Shenia Karlsson

Competição feminina

Competição Feminina “Sempre” Invejada – Vítima ou Culpada

“Eu não consigo entender, as mulheres costumam não gostar de mim. É difícil manter a amizade, sabe. Deve ser porque eu sou independente e moro sozinha, não preciso de homem, faço muito dinheiro,sou uma mulher que não passa despercebida, de jeito nenhum, acredito que me veem como uma ameaça, sei lá. Preocupam-se com seus homens, se vão me olhar, estou cansada, deprimida, não estou fazendo nada” – M., mulher cisgênero, 37 anos.

Este é realmente um tema frequente em clínicas voltadas para mulheres, “inveja”. 

De fato, a maneira como o patriarcado construiu suas estruturas opressivas para exercer dominação sobre nossos corpos levou a uma competição tóxica entre as mulheres. Muitos foram os avanços e transformações importantes que nos permitem refletir sobre essa relação. No entanto, sabemos que nós, mulheres, reproduzimos um grau de machismo que garante certos privilégios sociais para algumas.As mulheres reproduziram também o sistema opressor.

Na verdade, esse é um tema que aparece com frequência nas clínicas femininas, “inveja”. De fato, a forma como o patriarcado constrói estruturas opressivas para controlar nossos corpos leva a uma competição prejudicial entre as mulheres. Muitos foram os avanços e transformações importantes que nos permitem refletir sobre essa relação. Sabemos, porém, que nós mulheres reproduzimos um grau de machismo que garante certos privilégios sociais a muitas. As mulheres também reproduzem o sistema de opressão, sem dúvida.

A “inveja” é uma palavra muito temida, evitada e, segundo algumas escolas de psicologia e psicanálise, há muitos tabus sobre esse sentimento de sujeito tão humano e estruturado. “Inveja” é um fenômeno interessante porque está sempre fora de nós, dentro do outro, e nunca dentro de nós. Então, sempre que surge esse assunto, eu penso: e a sua inveja, Mora aonde? 

Acredite, este é um momento interessante, e da infinidade de possibilidades que podemos gerar para lidar com esse tema recorrente durante o processo de psicoterapia.

Segundo a literatura, a “inveja” tem alguma base, inclusive comparações. É em parte porque não entendemos o que o outro tem, e em parte porque não entendemos o outro.

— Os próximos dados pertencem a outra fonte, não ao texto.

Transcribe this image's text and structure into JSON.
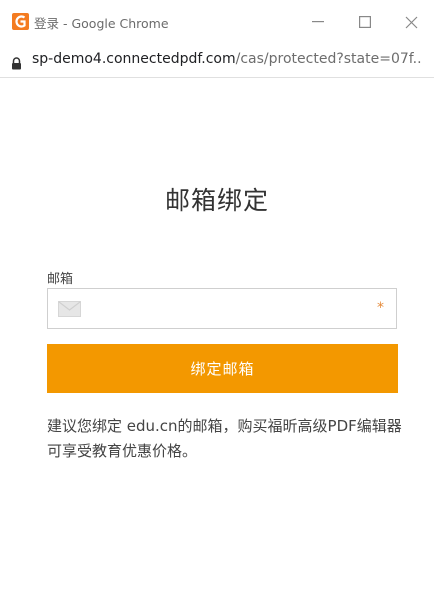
{
  "window": {
    "title": "登录 - Google Chrome",
    "minimize_glyph": "—",
    "close_glyph": "✕",
    "accent": "#f47b20"
  },
  "address": {
    "host": "sp-demo4.connectedpdf.com",
    "path": "/cas/protected?state=07f..."
  },
  "page": {
    "title": "邮箱绑定",
    "email_label": "邮箱",
    "email_value": "",
    "required_mark": "*",
    "button_label": "绑定邮箱",
    "button_color": "#f39800",
    "hint": "建议您绑定 edu.cn的邮箱，购买福昕高级PDF编辑器可享受教育优惠价格。"
  },
  "icons": {
    "app": "foxit-icon",
    "lock": "lock-icon",
    "mail": "mail-icon"
  }
}
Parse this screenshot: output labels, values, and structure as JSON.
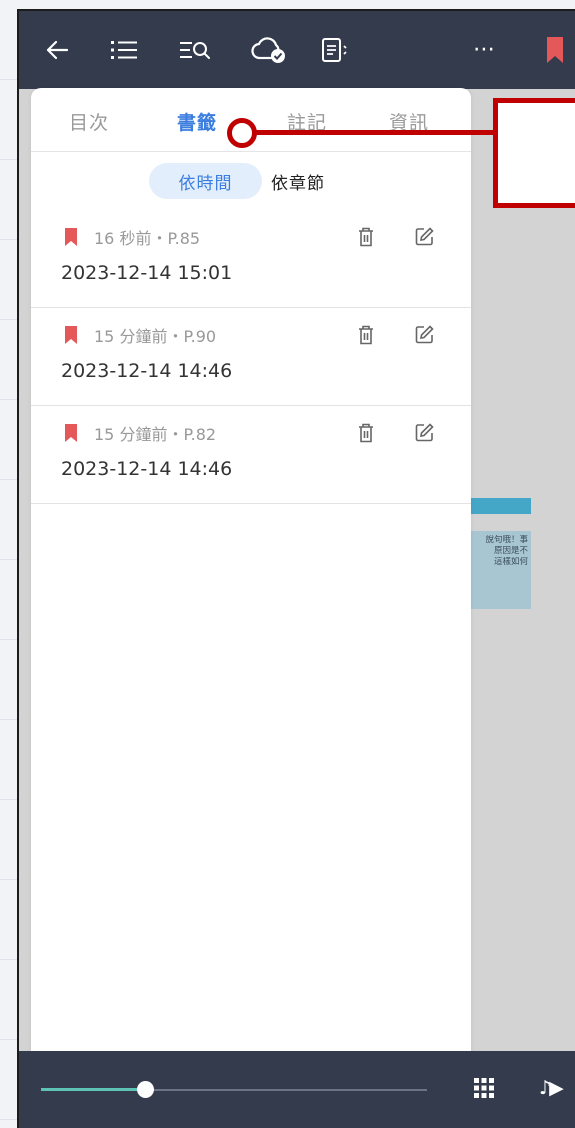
{
  "toolbar": {
    "back_icon": "arrow-left-icon",
    "toc_icon": "list-icon",
    "search_icon": "list-search-icon",
    "sync_icon": "cloud-check-icon",
    "notes_icon": "document-icon",
    "more_label": "⋯",
    "bookmark_icon": "bookmark-icon",
    "bookmark_color": "#e5585a"
  },
  "panel": {
    "tabs": [
      {
        "label": "目次",
        "active": false
      },
      {
        "label": "書籤",
        "active": true
      },
      {
        "label": "註記",
        "active": false
      },
      {
        "label": "資訊",
        "active": false
      }
    ],
    "sort": {
      "by_time": "依時間",
      "by_chapter": "依章節",
      "selected": "依時間"
    },
    "bookmarks": [
      {
        "meta": "16 秒前・P.85",
        "datetime": "2023-12-14 15:01"
      },
      {
        "meta": "15 分鐘前・P.90",
        "datetime": "2023-12-14 14:46"
      },
      {
        "meta": "15 分鐘前・P.82",
        "datetime": "2023-12-14 14:46"
      }
    ]
  },
  "page_preview": {
    "lines": [
      "說句哦！事",
      "原因是不",
      "這樣如何"
    ]
  },
  "progress": {
    "reading_fraction": 0.27
  },
  "bottom": {
    "grid_icon": "grid-icon",
    "audio_label": "♪▶"
  },
  "colors": {
    "accent": "#3b7ee0",
    "bar": "#333b4d",
    "flag": "#e5585a",
    "callout": "#c00000",
    "slider": "#5cc3b5"
  }
}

A fonte é a falta, o que admitimos falta em nós, e encontramos nos outros. Esses achados, dependendo de nossas histórias e de nosso olhar, podem produzir sentimentos de dor, raiva e até ódio, dependendo do nível da inveja, que é patológico.

“Sou sempre invejada, não sei porque. É assim desde criança. Tive uma amiga quando jovem que queria ser eu, ela comprava tudo que eu comprava, ela até disse que era minha gêmea irmã” – Y., Mulher cisgênero, 36 anos.

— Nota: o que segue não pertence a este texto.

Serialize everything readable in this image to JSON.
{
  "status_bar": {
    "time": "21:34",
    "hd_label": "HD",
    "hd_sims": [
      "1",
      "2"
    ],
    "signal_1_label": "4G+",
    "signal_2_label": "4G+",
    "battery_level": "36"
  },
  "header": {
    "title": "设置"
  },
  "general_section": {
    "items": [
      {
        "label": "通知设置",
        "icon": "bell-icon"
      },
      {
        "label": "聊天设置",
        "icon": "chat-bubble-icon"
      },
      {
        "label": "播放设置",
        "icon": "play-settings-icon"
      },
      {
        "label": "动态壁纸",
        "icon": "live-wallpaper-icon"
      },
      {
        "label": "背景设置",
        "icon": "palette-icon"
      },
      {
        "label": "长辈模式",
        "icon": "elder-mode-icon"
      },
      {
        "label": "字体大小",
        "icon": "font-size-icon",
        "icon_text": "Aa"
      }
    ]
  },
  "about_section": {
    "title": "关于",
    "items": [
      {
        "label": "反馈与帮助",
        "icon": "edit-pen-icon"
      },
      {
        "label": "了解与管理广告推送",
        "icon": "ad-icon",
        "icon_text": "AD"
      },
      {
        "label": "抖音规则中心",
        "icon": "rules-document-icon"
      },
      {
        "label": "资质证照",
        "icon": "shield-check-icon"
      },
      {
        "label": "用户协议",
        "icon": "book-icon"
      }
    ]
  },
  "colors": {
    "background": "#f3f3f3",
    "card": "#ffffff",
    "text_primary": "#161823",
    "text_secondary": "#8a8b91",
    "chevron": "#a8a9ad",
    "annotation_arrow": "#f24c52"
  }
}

A comparação é inerente ao nosso processo de identificação e começa na infância, onde a socialização do sujeito estimula a competição. Nesse ajuste ao meio social, somos convidados a atender às expectativas externas, e quando não temos consciência disso, surge uma sensação de injustiça, como se estivéssemos sendo privados de algum direito não adquirido que o outro adquiriu. Além disso, a inveja tem um caráter idealizado porque a experiência é única. Só podemos viver nossas próprias vidas, não a dos outros.

De qualquer modo, minha intenção neste artigo não é chegar perto da “inveja”, mas chegar perto da que é “invejada”. Em um mundo onde tudo é produto (corpo, consumo, estilo, acesso, etc…), ser “invejada” é tornar-se objeto de valor, enfim existir e afirmar-se, de fato, só é bom apenas que se sente inveja né? ! Nem sempre!

Quero destacar um movimento muito interessante que muitos de nós temos, o desejo de ser “invejada”. Assim, abordo o assunto como um fato clínico de que algumas mulheres estabeleceram a “inveja” como central em suas vidas e canalizaram suas experiências nela, negando a sua própria “inveja” e projetando-a, tentando se afastar ao máximo dessa comprovação. “Inveja” sendo como imoral.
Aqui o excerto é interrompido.